As part of this transition, the Toronto Board of Health will meet on May 16 to vote on a motion that would make its hyper-local vaccination campaign a permanent program, subject to additional funding provided by the province.
“The statement signaled our intent to fight COVID-19 with everything we had and now two years, a month and 17 days later and more than seven doses of vaccine later, there is no doubt that our collective efforts managed to get us to a better place,” Tory said. “I want people to understand that by removing our state of emergency in the city, we are not ending our fight against COVID. We know that COVID-19 is still active in the city and the work we have undertaken will not stop.

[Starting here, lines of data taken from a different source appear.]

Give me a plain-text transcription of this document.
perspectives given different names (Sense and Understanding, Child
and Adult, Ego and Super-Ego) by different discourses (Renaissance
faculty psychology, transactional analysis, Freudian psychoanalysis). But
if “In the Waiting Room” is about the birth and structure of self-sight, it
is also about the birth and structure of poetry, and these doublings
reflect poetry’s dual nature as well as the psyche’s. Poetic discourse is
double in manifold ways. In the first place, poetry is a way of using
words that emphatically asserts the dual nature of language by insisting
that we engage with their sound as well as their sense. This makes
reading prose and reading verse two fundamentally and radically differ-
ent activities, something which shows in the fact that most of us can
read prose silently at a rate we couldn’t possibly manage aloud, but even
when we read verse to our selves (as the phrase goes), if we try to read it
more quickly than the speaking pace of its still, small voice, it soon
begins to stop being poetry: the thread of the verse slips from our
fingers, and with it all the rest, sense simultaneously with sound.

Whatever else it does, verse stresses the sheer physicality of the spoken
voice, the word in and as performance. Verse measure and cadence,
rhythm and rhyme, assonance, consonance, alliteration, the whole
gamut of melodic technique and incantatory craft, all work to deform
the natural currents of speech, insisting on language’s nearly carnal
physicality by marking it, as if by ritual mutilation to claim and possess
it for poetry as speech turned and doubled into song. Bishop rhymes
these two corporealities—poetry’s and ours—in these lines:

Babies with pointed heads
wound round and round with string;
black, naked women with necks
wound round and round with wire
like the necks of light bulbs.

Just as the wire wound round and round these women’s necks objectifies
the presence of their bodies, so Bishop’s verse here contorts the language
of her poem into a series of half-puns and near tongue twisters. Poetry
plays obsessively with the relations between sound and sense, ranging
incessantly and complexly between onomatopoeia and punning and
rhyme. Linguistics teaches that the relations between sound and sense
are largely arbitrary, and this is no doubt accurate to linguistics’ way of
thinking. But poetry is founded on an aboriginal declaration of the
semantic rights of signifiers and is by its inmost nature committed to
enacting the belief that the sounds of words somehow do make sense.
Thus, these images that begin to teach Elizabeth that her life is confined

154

Improvement of public health indicators
The municipal emergency declaration was first issued on March 23, 2020.
At the time, there were only 304 lab-confirmed cases of COVID-19 in the city and most were associated with recent travel.
Since then, Toronto has reported more than 312,000 confirmed cases and that number is considered a significant undercount due to limited PCR testing eligibility.
More than 4,200 residents have also died after contracting COVID-19.
Speaking to reporters on Monday, De Villa called COVID-19 a “once in a lifetime public health crisis” and said she was “truly impressed with the resilience of Toronto residents” over the past two years. .
She said while all public health indicators are now “declining or stable”, residents should socialize outdoors as much as possible in the coming months and ensure they are up to date with their vaccinations.
She also warned that there is emerging research that indicates increased reinfection rates due to the new Omicron subvariant.
“It’s not a signal that we can let our guard down when it comes to COVID-19,” she said of the decision to end the municipal emergency. “Nor is it time to drop efforts to get Torontonians their next dose of vaccine.”